I’m almost more excited about this than I am about the actual gardening. Not because I do not love growing my own tomatoes, but because I’m neither good at growing my own tomatoes, nor will I ever grow enough to supply myself. But I can make sure that my organic1 materials are being fully used up.

This was already important to me. But I’ve finally just started reading, American Wasteland by Jonathon Bloom, and it’s REALLY getting to me. I’m only a few chapters in, and the point is being driven home about nutrient cycling2. And methane gas. I could go onto an ecological lecture about “nature will find a way,” but you all already know that. The basic gist is, we can use these nutrients in a way that most benefits ourselves and nature as we want it to be, or we could let anaerobic bacteria use these nutrients. But they’re gonna get used.

Anyway, back to my compost situation. I’m pretty excited about it. I’m already saving scraps, so I can figure out where and how to best put them. I’ve looked at this LifeHacker post about puree for faking compost and decided that while THAT won’t be what I do, puree is not a bad idea for while I’m storing scraps. (Takes up less freezer space.) And I’m learning the rules, if not quite ALL of the “whys,” of my community garden’s compost rules. For example, no cooked foods (don’t want to attract the not-so-friendly neighborhood Rodentia sp.) and no “old, uncooked tofu” (I have no idea why, but I assume it has something to do with the microbial community that made it tofu, but possibly something else about the production process).

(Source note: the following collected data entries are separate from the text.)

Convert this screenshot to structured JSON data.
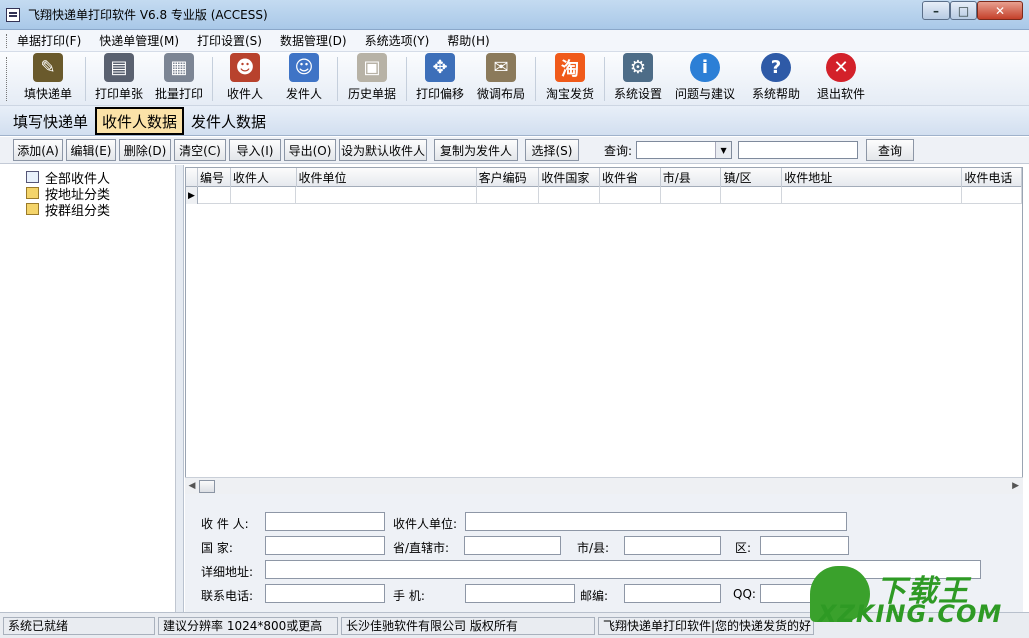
{
  "window": {
    "title": "飞翔快递单打印软件 V6.8 专业版 (ACCESS)",
    "min": "–",
    "max": "□",
    "close": "✕"
  },
  "menu": [
    "单据打印(F)",
    "快递单管理(M)",
    "打印设置(S)",
    "数据管理(D)",
    "系统选项(Y)",
    "帮助(H)"
  ],
  "toolbar": [
    {
      "label": "填快递单",
      "icon": "pen-icon",
      "color": "#6a5a2c",
      "glyph": "✎"
    },
    {
      "label": "打印单张",
      "icon": "printer-icon",
      "color": "#5a6170",
      "glyph": "▤"
    },
    {
      "label": "批量打印",
      "icon": "batch-printer-icon",
      "color": "#7c8594",
      "glyph": "▦"
    },
    {
      "label": "收件人",
      "icon": "recipient-people-icon",
      "color": "#b8422d",
      "glyph": "☻"
    },
    {
      "label": "发件人",
      "icon": "sender-people-icon",
      "color": "#3f74c6",
      "glyph": "☺"
    },
    {
      "label": "历史单据",
      "icon": "history-card-icon",
      "color": "#b7b2a6",
      "glyph": "▣"
    },
    {
      "label": "打印偏移",
      "icon": "offset-icon",
      "color": "#3d6fb9",
      "glyph": "✥"
    },
    {
      "label": "微调布局",
      "icon": "layout-tune-icon",
      "color": "#8b7a5b",
      "glyph": "✉"
    },
    {
      "label": "淘宝发货",
      "icon": "taobao-icon",
      "color": "#f05a1a",
      "glyph": "淘"
    },
    {
      "label": "系统设置",
      "icon": "settings-gear-icon",
      "color": "#4d6c87",
      "glyph": "⚙"
    },
    {
      "label": "问题与建议",
      "icon": "info-icon",
      "color": "#2c7fd6",
      "glyph": "i"
    },
    {
      "label": "系统帮助",
      "icon": "help-icon",
      "color": "#2e5aa7",
      "glyph": "?"
    },
    {
      "label": "退出软件",
      "icon": "exit-icon",
      "color": "#d3212a",
      "glyph": "✕"
    }
  ],
  "tabs": [
    "填写快递单",
    "收件人数据",
    "发件人数据"
  ],
  "actions": [
    "添加(A)",
    "编辑(E)",
    "删除(D)",
    "清空(C)",
    "导入(I)",
    "导出(O)",
    "设为默认收件人",
    "复制为发件人",
    "选择(S)"
  ],
  "query": {
    "label": "查询:",
    "button": "查询",
    "combo_value": "",
    "text_value": ""
  },
  "tree": [
    "全部收件人",
    "按地址分类",
    "按群组分类"
  ],
  "grid": {
    "columns": [
      "编号",
      "收件人",
      "收件单位",
      "客户编码",
      "收件国家",
      "收件省",
      "市/县",
      "镇/区",
      "收件地址",
      "收件电话"
    ]
  },
  "form": {
    "recipient": "收 件 人:",
    "company": "收件人单位:",
    "country": "国     家:",
    "province": "省/直辖市:",
    "city": "市/县:",
    "district": "区:",
    "address": "详细地址:",
    "phone": "联系电话:",
    "mobile": "手     机:",
    "zip": "邮编:",
    "qq": "QQ:"
  },
  "status": [
    "系统已就绪",
    "建议分辨率 1024*800或更高",
    "长沙佳驰软件有限公司 版权所有",
    "飞翔快递单打印软件|您的快递发货的好"
  ],
  "watermark": {
    "top": "下载王",
    "bottom": "XZKING.COM"
  }
}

I plugged in the electric composter a week ago yesterday. I was supposed to add some stuff & then let it go for a week before adding more. Yesterday, late in the evening, I added more. I must admit, I’m a hair intimidated. I’m concerned that what I added last week (strips of corn husks that didn’t work out for tamales) will have been wrong somehow. I’m also concerned I’m going to fail at properly balancing the stuff (baking soda and sawdust) that keeps it from stinking. And, frankly? It’s kinda loud. Bill called it, “annoying as shit” this morning. He’s not wrong. We’re going to have to see if we can muffle the occasional bigger noise it makes. And then, eventually, I have to hope I’m going to get permission to use my compost in my bed.

Interestingly, I’ve been emailing about compost with the garden managers, which is why I know about things like “no cooked foods” and I’ve learned that they have “compost duty” and this is partially who coordinates with the MASTER COMPOSTER.

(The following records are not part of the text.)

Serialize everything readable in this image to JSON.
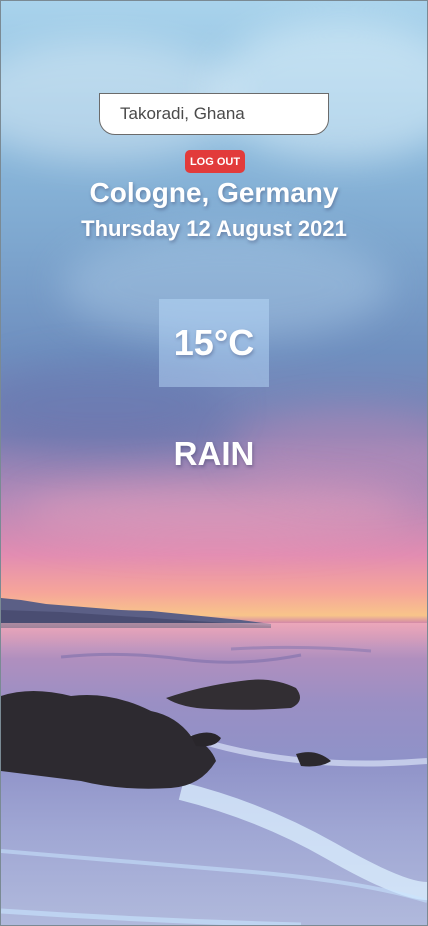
{
  "search": {
    "placeholder": "Takoradi, Ghana",
    "value": ""
  },
  "auth": {
    "logout_label": "LOG OUT"
  },
  "weather": {
    "location": "Cologne, Germany",
    "date": "Thursday 12 August 2021",
    "temperature": "15°C",
    "condition": "RAIN"
  },
  "background": {
    "description_icon": "beach-sunset-background"
  },
  "colors": {
    "logout_button": "#e23b3b",
    "text": "#ffffff",
    "temp_box": "#bee1ff"
  }
}
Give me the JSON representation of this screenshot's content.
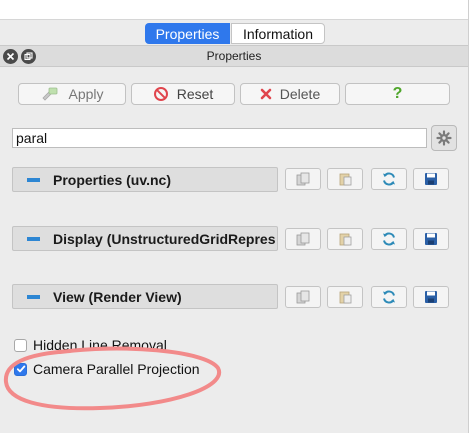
{
  "tabs": [
    {
      "label": "Properties",
      "active": true
    },
    {
      "label": "Information",
      "active": false
    }
  ],
  "panel": {
    "title": "Properties"
  },
  "actions": {
    "apply_label": "Apply",
    "reset_label": "Reset",
    "delete_label": "Delete",
    "help_label": "?"
  },
  "search": {
    "value": "paral"
  },
  "sections": [
    {
      "label": "Properties (uv.nc)"
    },
    {
      "label": "Display (UnstructuredGridRepres"
    },
    {
      "label": "View (Render View)"
    }
  ],
  "options": {
    "hidden_line_removal": {
      "label": "Hidden Line Removal",
      "checked": false
    },
    "camera_parallel_projection": {
      "label": "Camera Parallel Projection",
      "checked": true
    }
  },
  "colors": {
    "accent": "#2f78ec",
    "section_marker": "#2d86d3",
    "annotation_circle": "#f28a8a",
    "help_icon": "#4fa62b",
    "delete_icon": "#e0454d"
  }
}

Guys, this isn’t just some title they give the person at the garden. No, it’s a real, awesome thing. And, at least once before, the garden has had a workshop with someone who IS a Master Composter.

Got to admit, this may be a new life goal. Eventually. Not for a long time, though. I still have to get my Cicerone certification first.

But I can be just doing regular compost between now and then. And I love that. And I will, undoubtedly, learn more about it just by doing. Can’t get more wonderful than that.

Except maybe, maybe, growing my own tomatoes in a bed treated with my own compost.

1 By which I mean “carbon-based” and not “grown in a specific manner regulated by law.” On this blog, that’s an important clarification.

2 And grr at myself. Why? Because until I typed that, I’d not thought about nearly failing my written comprehensive examination for my M.Sc. And now I’m frustrated at that again.